At his booth, over bites of Swiss chocolate, Gorvy told me about major local collectors’ hometown pride in Expo and their insistence that the cause for the former Art Chicago having faded away previously was as much mismanagement as it was the ascendancy—as the preeminent American art fair—of Art Basel Miami Beach. (Art Chicago, owned by Merchandise Mart, ended in 2006. Expo Chicago, under Karman’s watch, began in 2012.)
After this year’s Expo wrapped, I asked Chicago stalwart Kavi Gupta for a postmortem. Gupta’s eponymous gallery is more than a decade old, and he’s a veteran of the fair. Expo, Gupta told me, has been building a collector base in Chicago. The city already had an established set of world-class collections, like those amassed by Ken Griffin and Helen and Sam Zell. Gupta was talking instead about Chicago collectors in their thirties and forties whose money comes from real estate, for example, or private equity. A hometown fair offers value to these up-and-coming collectors for the ways it can strengthen their confidence and lead them to buy more substantial works. Gupta said he saw those people out in force on opening night. (Though one problem, he noted: some were just there for a few hours during the vernissage and did not return.)

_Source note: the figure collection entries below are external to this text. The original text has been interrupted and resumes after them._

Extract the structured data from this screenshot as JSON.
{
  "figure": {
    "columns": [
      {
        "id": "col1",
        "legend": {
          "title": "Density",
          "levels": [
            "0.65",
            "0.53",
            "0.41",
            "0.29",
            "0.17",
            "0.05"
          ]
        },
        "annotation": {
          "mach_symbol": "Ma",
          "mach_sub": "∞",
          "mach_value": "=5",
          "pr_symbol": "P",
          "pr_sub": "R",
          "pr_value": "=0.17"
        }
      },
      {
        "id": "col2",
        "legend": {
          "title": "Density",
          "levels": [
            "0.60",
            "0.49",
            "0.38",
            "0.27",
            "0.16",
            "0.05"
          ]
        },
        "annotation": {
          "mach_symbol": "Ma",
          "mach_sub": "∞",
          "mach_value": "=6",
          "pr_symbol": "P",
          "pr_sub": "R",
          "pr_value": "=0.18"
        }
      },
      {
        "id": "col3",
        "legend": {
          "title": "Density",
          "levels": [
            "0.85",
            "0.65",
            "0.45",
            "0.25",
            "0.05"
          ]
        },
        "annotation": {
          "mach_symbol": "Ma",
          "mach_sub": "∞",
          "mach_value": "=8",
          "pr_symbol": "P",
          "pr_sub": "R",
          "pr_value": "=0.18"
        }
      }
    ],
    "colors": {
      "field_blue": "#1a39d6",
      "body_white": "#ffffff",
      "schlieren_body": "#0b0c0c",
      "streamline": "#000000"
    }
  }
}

But, Gupta emphasized, Expo is not just a Chicago fair. He sold works to collectors from all over: Texas, Florida, and Omaha, Nebraska, among other places. He sold to museums in St. Louis and Milwaukee. And, he said, the art world is newly alert to the fact that there are certain artists and movements whose best work can only be found in the Midwest. Work affiliated with AfriCOBRA, a ’60s-era collective of African-American artists that Gupta was showing at Expo, has been in the spotlight recently, in exhibitions at Tate Modern and elsewhere. For collectors who want to go to the source, Chicago is the best place to find it.

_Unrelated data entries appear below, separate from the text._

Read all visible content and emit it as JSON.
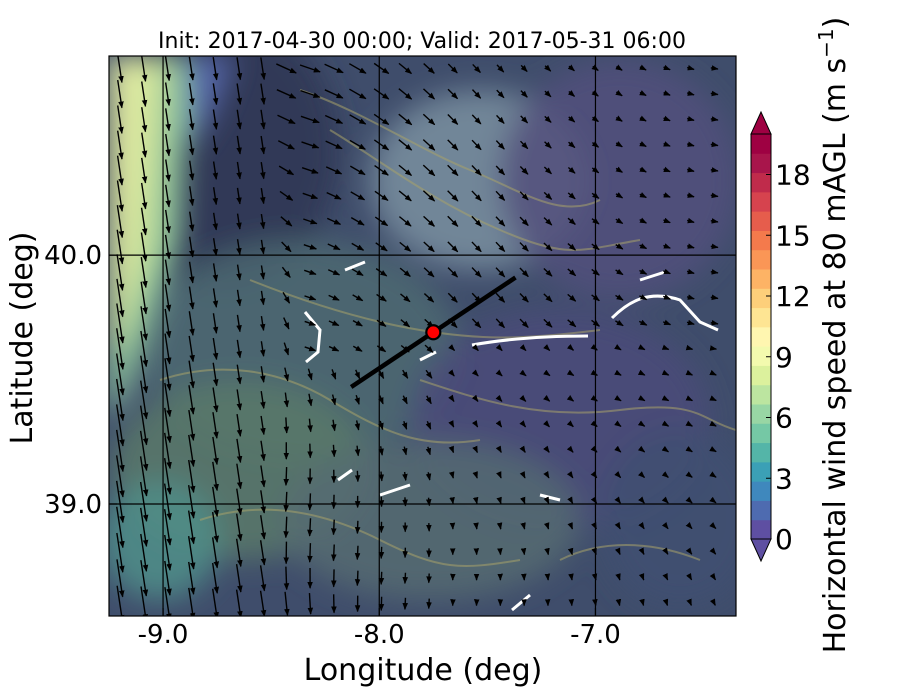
{
  "chart_data": {
    "type": "heatmap",
    "title": "Init: 2017-04-30 00:00; Valid: 2017-05-31 06:00",
    "xlabel": "Longitude (deg)",
    "ylabel": "Latitude (deg)",
    "xlim": [
      -9.25,
      -6.35
    ],
    "ylim": [
      38.55,
      40.8
    ],
    "x_ticks": [
      {
        "value": -9.0,
        "label": "-9.0"
      },
      {
        "value": -8.0,
        "label": "-8.0"
      },
      {
        "value": -7.0,
        "label": "-7.0"
      }
    ],
    "y_ticks": [
      {
        "value": 40.0,
        "label": "40.0"
      },
      {
        "value": 39.0,
        "label": "39.0"
      }
    ],
    "grid": true,
    "colorbar": {
      "label": "Horizontal wind speed at 80 mAGL (m s",
      "label_superscript": "−1",
      "label_close": ")",
      "range": [
        0,
        20
      ],
      "extend": "both",
      "ticks": [
        {
          "value": 0,
          "label": "0"
        },
        {
          "value": 3,
          "label": "3"
        },
        {
          "value": 6,
          "label": "6"
        },
        {
          "value": 9,
          "label": "9"
        },
        {
          "value": 12,
          "label": "12"
        },
        {
          "value": 15,
          "label": "15"
        },
        {
          "value": 18,
          "label": "18"
        }
      ],
      "colors": [
        "#5e4fa2",
        "#4e6bb0",
        "#3f88bd",
        "#3ba0b6",
        "#54b5a8",
        "#75c8a5",
        "#98d6a4",
        "#bce5a0",
        "#dcf19d",
        "#f3faae",
        "#fff6b0",
        "#fee593",
        "#fdcf7a",
        "#fdb365",
        "#fa9656",
        "#f47a4c",
        "#e65d4c",
        "#d6434e",
        "#c02b4b",
        "#a8154b",
        "#9e0142"
      ]
    },
    "transect": {
      "start": {
        "lon": -8.13,
        "lat": 39.47
      },
      "end": {
        "lon": -7.37,
        "lat": 39.91
      },
      "point": {
        "lon": -7.75,
        "lat": 39.69
      }
    },
    "wind_field": {
      "lon_range": [
        -9.2,
        -6.45
      ],
      "lat_range": [
        38.6,
        40.75
      ],
      "nx": 26,
      "ny": 22,
      "note": "wind vectors mostly southward/south-easterly in west, weak elsewhere"
    }
  }
}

The fair also has its challenges. While Expo coincided in town with the Chicago Architecture Biennial (which planned its opening to align with the fair) and a project by Paris’s Palais de Tokyo (at the DuSable Museum’s Roundhouse, managed by the fair’s Stephanie Cristello), it had a lot of competition in terms of other international art events. Happenings in Istanbul, Berlin, Los Angeles, and elsewhere rendered the fair, to a certain extent, a regional affair by default. Gupta said he had New York clients buying from the fair over the phone. And yet, he added, galleries nevertheless brought their “A and B game to the fair this year, rather than the C and D game” of previous years.
The biggest untapped resource, Gupta suggested, is Chicago’s museums. The city has world-class institutions, and coordinating more major exhibition openings to take place during the fair, as Karman has been pushing to do, would bring to the fair the kind of added value that collectors are looking for. The widely praised Paul Gauguin exhibition at the Art Institute of Chicago, for instance, closed two days before Expo opened to VIPs. That was a real shame, as that exhibition could have been what the Beyeler Foundation’s shows are to Art Basel: must-sees that add gravitas to the proceedings.
Unlike Art Chicago before it, Expo exists in a crowded field—there are more art fairs on the international calendar than ever—and, making matters more complicated, galleries in emerging and mid-market art are struggling. Many are cutting down on fairs and taking care to be more selective. If Expo can build on the energy of this edition, it will likely make the cut.